The gospel reading is a collection of Jesus-sayings that seem intended, in Matthew’s time, as guidance for converts to Christianity from pagan families. Matthew had previously attributed to Jesus a saying that he had not come to bring peace but to divide — “son against father, daughter against mother . . . ,” and that “a man’s enemies will be of his own household.” This leads easily to the first saying in today’s gospel, “Whoever loves father or mother more than me is not worthy of me, and whoever loves son or daughter more than me is not worthy of me.” Matthew knows that family divisions over religion are a cross. Therefore, “Whoever does not take up his cross and follow me is not worthy of me.” Does this make Jesus anti-family? No! Matthew is using sayings attributed to Jesus to deal with the problem of religious divisions in families. These divisions are not the result of Jesus’ predictions, but express the actual unintended situation. The same Jesus, in very different circumstances ripped into lawyers who found loopholes for their clients to “legally” ignore the support they owed to their aging parents, as he defended the fourth of the Ten Commandments, “Honor thy father and thy mother!” Next Matthew assures those separated from family through conversion that those who lose their life for his sake, (their former status with family), they will gain their life. Those who receive the new Christians into the Christian community, receive Christ himself.

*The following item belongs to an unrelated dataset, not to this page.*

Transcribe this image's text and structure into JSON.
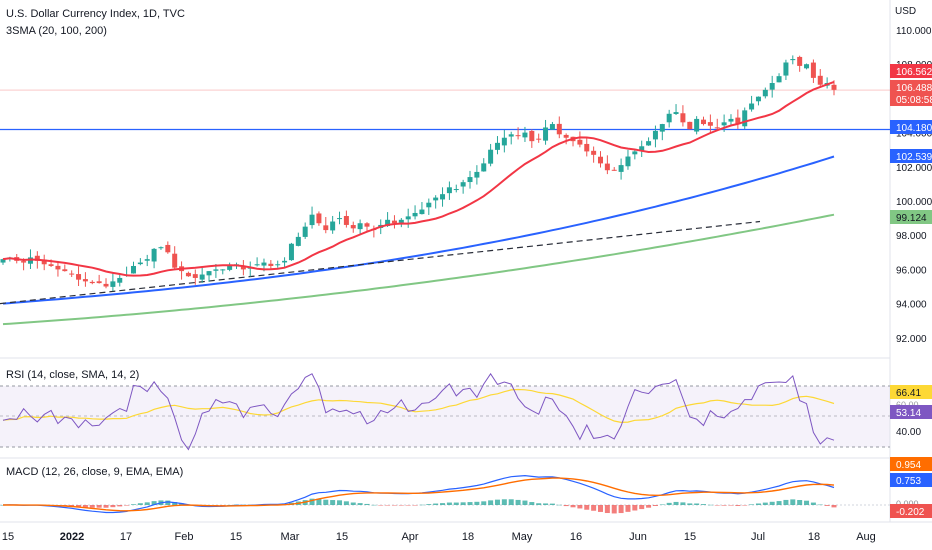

Matthew began this chapter with instructions for Christian missionaries. He comes back to that subject. Some missionaries in early Christianity were also called “prophets.” Therefore, “Whoever receives a prophet because he is a prophet will receive a prophet’s reward.” The same is said of “the righteous” in the Christian community. A probable meaning for “righteous” here would be those who have suffered persecution, perhaps economic disaster for becoming a Christian. Those who honor them will receive the same reward as the righteous ones. Finally a saying that seems out of place, and may well have originated in a setting in Jesus’ life that concerned Jesus and the children, “Whoever gives only a cup of cold water to drink to one of these little ones, because the little one is a disciple . . . , will surely not lose his reward.” Or this saying is just as well applied to coming to the aid of the most insignificant members of the community.